The LPN denomination has been working hard in the power of the Spirit and the truth of the gospel. In 2007 there were 187 churches. Same as before the troubles. Now there are 27 training centers, 3000 pastoral leaders learning the doctrines of grace in over 30,000 different house churches and cells. LPN can count over 300,000 people in their denomination now. Wow!

How did this happen? The need for and power of the gospel is spreading deep and wide in this movement.

Though pastor/leaders there have been raised in a culture of suspicion and mistrust, a small group of wise leaders there and stateside have been implementing a God-sized strategy of evangelism and training leaders in trust-building, gospel-centered workshops like CMM’s Gospel Coach. They transformed their seminary into a training center and have pushed out and pressed down training to indigenous leaders who are using tech tools like ThirdMill (Biblical education. For the world. For free.) for  training in systematic biblical grace-focused theology.  

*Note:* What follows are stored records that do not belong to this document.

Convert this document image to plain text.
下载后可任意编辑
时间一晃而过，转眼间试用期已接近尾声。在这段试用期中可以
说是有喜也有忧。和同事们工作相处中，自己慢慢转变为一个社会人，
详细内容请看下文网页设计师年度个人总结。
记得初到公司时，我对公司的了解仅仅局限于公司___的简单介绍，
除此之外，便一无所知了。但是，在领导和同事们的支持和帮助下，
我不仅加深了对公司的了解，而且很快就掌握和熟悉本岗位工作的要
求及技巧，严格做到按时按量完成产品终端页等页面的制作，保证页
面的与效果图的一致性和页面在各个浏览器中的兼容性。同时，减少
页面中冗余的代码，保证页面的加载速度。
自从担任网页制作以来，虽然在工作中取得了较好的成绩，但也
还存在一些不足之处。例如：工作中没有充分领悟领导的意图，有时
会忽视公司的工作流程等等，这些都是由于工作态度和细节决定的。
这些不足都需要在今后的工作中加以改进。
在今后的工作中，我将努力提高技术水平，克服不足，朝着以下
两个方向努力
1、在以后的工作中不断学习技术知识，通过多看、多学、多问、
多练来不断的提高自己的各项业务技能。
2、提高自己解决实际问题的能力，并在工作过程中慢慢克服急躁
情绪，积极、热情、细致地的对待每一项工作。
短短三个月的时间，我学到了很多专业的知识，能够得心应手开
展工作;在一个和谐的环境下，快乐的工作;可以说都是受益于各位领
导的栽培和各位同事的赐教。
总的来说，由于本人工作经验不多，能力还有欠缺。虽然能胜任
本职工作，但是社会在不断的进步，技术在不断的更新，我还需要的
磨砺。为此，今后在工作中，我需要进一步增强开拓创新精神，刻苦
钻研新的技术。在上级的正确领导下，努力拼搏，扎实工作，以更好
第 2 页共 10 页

Most importantly, the key leaders, from the president of LPN on down, have been blown away by God’s grace personally. I was honored to lead the top 13 key leaders from LPN through an adapted and extended Gospel Coach workshop to help them coach the hundreds of leaders they work with in the gospel. Then participated in another two days of strategic planning that was so clearly dependent upon God’s Spirit and His provision that it brought tears to our eyes. There God has to work and they have to depend on Him.

How I long for more of us to feel our need for the gospel, for more dependence on Christ and more urgency in our mission like these brothers and sisters!

That is a dangerous desire and prayer, but the opportunities are too big not to pray.